At the same time, expect analytics to get messier. Some AI-driven visits show up as direct or referral traffic, so use blended attribution models and focus on the bigger picture. If your SEO is driving growth, that’s what matters.
4. Embrace change and integrate AI (don’t fight it)
AI isn’t a passing phase. Google, Bing, OpenAI, and everyone else are betting big on it. So should you. Here are three ways you can do this:
1. Use AI tools to scale responsibly:
- Analyze large keyword or data sets.
- Cluster queries by intent.
- Draft content outlines (but keep a human in the loop).
2. Adapt how you publish:
- Structure content clearly for readers and AI.
- Use paragraph-level answers for key questions.
- Add schema markup and structured data when appropriate.
3. Think beyond the Google SERP:
- Explore ChatGPT plugins or custom bots trained on your site content.
- Create content for YouTube, Reddit, TikTok, and other discovery platforms.
Most of all, stay agile. Set aside time and budget for SEO R&D. Pilot ideas. Measure outcomes. Evolve.
AI didn’t kill SEO, it’s forcing us to do it right
This isn’t the end of SEO. It’s the beginning of what’s next.
AI is pushing the industry to mature away from shortcuts and toward what actually drives results.
If you’re a marketer, this is your moment. Toss the checklist playbooks and build something aligned to your specific audience. Because the companies that will come out ahead aren’t clinging to the past. They’ll use AI to see what really matters and double down on it.
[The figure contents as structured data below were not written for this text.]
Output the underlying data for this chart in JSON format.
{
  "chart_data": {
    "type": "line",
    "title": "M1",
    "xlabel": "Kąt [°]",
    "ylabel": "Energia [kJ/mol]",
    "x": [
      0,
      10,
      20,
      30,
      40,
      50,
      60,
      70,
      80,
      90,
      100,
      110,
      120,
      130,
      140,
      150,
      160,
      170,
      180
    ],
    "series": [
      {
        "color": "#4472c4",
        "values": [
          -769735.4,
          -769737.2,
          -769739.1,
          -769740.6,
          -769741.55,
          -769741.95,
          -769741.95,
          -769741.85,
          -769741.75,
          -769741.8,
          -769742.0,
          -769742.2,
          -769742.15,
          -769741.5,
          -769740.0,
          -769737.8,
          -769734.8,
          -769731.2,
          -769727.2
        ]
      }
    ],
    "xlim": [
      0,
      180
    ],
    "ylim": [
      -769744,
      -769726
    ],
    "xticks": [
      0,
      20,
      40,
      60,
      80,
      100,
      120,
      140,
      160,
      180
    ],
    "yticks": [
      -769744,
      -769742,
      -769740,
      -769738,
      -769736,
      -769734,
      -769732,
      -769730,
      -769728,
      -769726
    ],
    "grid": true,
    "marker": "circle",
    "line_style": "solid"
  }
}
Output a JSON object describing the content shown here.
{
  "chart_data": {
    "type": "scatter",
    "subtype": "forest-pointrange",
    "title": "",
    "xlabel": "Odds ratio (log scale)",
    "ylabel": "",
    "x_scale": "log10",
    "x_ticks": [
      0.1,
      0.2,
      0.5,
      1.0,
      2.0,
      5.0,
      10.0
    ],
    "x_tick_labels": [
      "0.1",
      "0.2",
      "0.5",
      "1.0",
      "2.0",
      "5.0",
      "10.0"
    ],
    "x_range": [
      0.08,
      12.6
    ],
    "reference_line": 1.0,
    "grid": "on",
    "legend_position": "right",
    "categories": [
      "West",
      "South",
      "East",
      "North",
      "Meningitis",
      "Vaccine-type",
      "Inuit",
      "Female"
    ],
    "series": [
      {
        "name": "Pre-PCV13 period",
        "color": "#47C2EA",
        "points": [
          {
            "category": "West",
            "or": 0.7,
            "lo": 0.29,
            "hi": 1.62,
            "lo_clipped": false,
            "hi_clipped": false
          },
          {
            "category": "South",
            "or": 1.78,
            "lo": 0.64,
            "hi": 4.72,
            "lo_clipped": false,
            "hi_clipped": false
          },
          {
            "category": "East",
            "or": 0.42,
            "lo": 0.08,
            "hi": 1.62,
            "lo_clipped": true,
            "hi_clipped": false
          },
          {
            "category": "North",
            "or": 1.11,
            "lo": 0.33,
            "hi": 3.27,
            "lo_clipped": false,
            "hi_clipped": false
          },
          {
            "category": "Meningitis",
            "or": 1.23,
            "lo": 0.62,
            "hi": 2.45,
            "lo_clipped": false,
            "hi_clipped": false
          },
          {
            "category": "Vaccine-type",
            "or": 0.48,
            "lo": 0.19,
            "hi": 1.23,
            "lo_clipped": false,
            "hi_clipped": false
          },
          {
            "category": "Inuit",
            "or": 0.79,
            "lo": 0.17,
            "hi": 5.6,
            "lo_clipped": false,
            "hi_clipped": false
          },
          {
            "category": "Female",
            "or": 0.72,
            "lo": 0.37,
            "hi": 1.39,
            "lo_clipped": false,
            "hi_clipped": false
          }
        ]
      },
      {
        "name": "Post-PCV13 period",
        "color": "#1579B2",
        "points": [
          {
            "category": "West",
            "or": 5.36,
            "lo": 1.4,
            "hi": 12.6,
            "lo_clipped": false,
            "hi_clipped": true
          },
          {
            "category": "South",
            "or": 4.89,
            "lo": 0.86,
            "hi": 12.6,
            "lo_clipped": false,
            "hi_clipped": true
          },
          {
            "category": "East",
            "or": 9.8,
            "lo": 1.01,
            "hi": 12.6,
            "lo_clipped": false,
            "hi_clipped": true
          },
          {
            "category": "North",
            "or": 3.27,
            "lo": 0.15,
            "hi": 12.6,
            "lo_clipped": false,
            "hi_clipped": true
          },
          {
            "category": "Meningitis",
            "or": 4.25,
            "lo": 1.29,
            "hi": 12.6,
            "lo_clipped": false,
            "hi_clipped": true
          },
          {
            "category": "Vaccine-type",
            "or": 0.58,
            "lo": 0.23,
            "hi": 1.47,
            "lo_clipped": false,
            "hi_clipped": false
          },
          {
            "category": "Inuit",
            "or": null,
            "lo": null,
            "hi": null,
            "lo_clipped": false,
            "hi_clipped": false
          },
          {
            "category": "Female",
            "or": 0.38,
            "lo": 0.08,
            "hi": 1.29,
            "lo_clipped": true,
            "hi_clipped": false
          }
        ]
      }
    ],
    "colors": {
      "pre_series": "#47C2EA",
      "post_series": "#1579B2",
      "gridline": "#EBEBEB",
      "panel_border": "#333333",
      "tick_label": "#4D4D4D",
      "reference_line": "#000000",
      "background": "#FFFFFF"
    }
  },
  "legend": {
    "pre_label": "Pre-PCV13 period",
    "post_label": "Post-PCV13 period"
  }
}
SEO has evolved before. Each time, the fundamentals held. AI is forcing another evolution; it’s just happening faster. Your job isn’t to outsmart the algorithm. It’s to be so useful, so clear, and so credible that AI has no choice but to include you.
That’s the kind of visibility we earn for our customers at Victorious, not just through SEO, but through disciplined AEO strategy, continuous testing, and hands-on support. It’s the kind that compounds in an AI-enabled world.